In my neck of the woods, once the winter snow recedes I often slowdown my shooting. Garbage and brown messy snow rears it’s ugly head and landscape images in particular don’t do much for me. But that doesn’t mean there is nothing to photograph. The rebirth of the Spring season can be a fantastic time, but there is a period before the rivers and streams start flowing and the first plants emerge from the soil that can be a little on the bland side. I really concentrate on using dramatic lighting and simple compositions during this period, and often incorporate more industrial elements into the landscape image rather then just the natural environment.
The above image, is an example of simple storage bins in silhouette at sunset. The foreground snow covered field shows some interesting texture when back lit, but is pretty unappealing during the day. This photo reminded me in a small way of Stonehenge in England, of course not nearly as interesting.
Hydro electric transmission towers north of Winnipeg
Fall harvest near St. Leon, Manitoba
Thanks to farmers stubble burning and filling the sky with smoke, the shot of working combines in silhouette becomes an interesting combination of shapes and tones.

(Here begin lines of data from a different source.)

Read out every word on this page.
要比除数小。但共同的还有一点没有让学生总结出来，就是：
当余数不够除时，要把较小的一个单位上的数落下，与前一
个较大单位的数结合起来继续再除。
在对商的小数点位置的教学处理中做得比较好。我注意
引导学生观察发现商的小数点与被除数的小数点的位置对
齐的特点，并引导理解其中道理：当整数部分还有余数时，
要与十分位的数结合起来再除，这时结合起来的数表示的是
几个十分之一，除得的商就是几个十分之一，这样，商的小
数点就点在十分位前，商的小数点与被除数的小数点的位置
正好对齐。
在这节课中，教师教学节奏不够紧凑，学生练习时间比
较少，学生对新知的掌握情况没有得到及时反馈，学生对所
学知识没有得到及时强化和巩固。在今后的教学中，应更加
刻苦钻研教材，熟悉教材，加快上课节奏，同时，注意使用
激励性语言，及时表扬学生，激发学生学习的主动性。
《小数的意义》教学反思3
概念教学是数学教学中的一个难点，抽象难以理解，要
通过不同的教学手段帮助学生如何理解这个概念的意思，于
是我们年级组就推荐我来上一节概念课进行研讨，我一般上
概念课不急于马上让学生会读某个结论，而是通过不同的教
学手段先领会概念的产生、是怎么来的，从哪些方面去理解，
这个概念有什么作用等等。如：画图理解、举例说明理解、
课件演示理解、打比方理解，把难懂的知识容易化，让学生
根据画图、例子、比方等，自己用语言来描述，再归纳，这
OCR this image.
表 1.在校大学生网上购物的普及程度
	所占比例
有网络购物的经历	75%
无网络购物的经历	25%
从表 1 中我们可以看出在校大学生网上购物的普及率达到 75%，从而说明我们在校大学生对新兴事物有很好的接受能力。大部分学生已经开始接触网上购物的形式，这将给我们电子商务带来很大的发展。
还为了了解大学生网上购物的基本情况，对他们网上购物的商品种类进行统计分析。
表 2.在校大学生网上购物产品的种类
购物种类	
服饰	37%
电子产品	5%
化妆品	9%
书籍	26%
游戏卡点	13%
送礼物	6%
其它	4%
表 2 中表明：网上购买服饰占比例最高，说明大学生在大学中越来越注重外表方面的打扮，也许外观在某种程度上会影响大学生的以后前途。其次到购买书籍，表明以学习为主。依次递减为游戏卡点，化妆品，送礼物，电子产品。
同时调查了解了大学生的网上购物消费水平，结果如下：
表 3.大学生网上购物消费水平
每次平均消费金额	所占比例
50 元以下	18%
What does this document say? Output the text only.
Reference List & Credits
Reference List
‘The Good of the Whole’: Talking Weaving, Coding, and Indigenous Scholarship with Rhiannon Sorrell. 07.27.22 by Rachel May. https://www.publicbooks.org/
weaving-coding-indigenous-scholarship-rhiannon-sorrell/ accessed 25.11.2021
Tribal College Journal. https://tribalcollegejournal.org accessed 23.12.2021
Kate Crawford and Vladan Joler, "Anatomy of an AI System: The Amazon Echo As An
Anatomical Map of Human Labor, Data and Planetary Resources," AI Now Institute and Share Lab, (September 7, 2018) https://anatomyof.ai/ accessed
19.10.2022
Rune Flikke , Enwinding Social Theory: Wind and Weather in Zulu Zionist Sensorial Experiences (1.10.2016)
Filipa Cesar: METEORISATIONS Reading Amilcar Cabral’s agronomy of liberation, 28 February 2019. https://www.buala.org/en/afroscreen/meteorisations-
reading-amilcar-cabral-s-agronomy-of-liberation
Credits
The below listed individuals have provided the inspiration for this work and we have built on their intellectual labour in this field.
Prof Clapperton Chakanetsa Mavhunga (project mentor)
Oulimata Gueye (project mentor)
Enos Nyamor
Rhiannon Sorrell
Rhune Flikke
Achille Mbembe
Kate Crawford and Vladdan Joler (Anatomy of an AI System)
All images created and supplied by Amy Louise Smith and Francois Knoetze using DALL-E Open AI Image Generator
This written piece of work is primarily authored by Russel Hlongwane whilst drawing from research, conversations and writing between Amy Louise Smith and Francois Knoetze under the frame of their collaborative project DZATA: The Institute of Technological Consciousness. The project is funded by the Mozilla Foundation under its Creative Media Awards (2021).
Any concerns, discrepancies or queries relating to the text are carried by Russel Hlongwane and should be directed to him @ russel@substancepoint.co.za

The above image of grain silos, probably doesn’t really apply to the post. The Canola fields are in full colorful bloom and the sky is clear and blue, not bad conditions at all. But I thought it emphasized the tight and simple composition of the Silos, and the small yellow/blue background. The close crop and isolation of the metal bins can turn a shot in bad conditions into something really interesting. Of course it’s even better when the conditions are perfect. But, you can’t be everywhere at once.
Sunset over Mt. Rundle, Banff National Park, Alberta
Often as photographers we are fortunate to get those magical lighting situations, where the sky or background is stunningly lit, but the foreground is deep in the shadows. This is when it’s time to really concentrate on the silhouette or backlit shot. Sure if it’s a landscape you could bracket, or blend multiple exposures, or create a HDR image, but I often revert to a silhouette of the foreground, particularly with people or any movement in the image. Silhouettes can be very dramatic, often creating a powerful visual statement. So remember to expose for the background and give it a go.
This is a shot of a group of birdwatchers during fall migration, at Fort Whyte Centre in Winnipeg. It was extremely dark and this shot was actually taken handheld at an aperture of 1.2, fast enough to freeze the birds in motion against the evening sky, but still include the birdwatchers in the foreground.
Woman strolling a Lake Winnipeg Pier at sunrise.
Fall harvest on the Canadian Prairie at sunset, near St. Leon, Manitoba.
In a shameless attempt at self promotion, I’ve included in this post four of my images that have been shortlisted for the 2009 International Travel Photographer of the Year photography contest. Needless to say I was surprised to make it this far. Apparently their are thousands of worldwide entrants, both professional travel photographers and photo enthusiasts. My images were all taken in the southern Canadian Prairies, three in Manitoba and one in Saskatchewan, and submitted under the Homeland Portfolio theme. It does say one thing in particular, it’s not always necessary to be in an exotic locale to get a good image. I think too many of us fail to appreciate what’s in our own backyards. Who knows, maybe those who are unfamiliar with the Canadian Prairie might actually consider these places exotic; I know in many ways I do.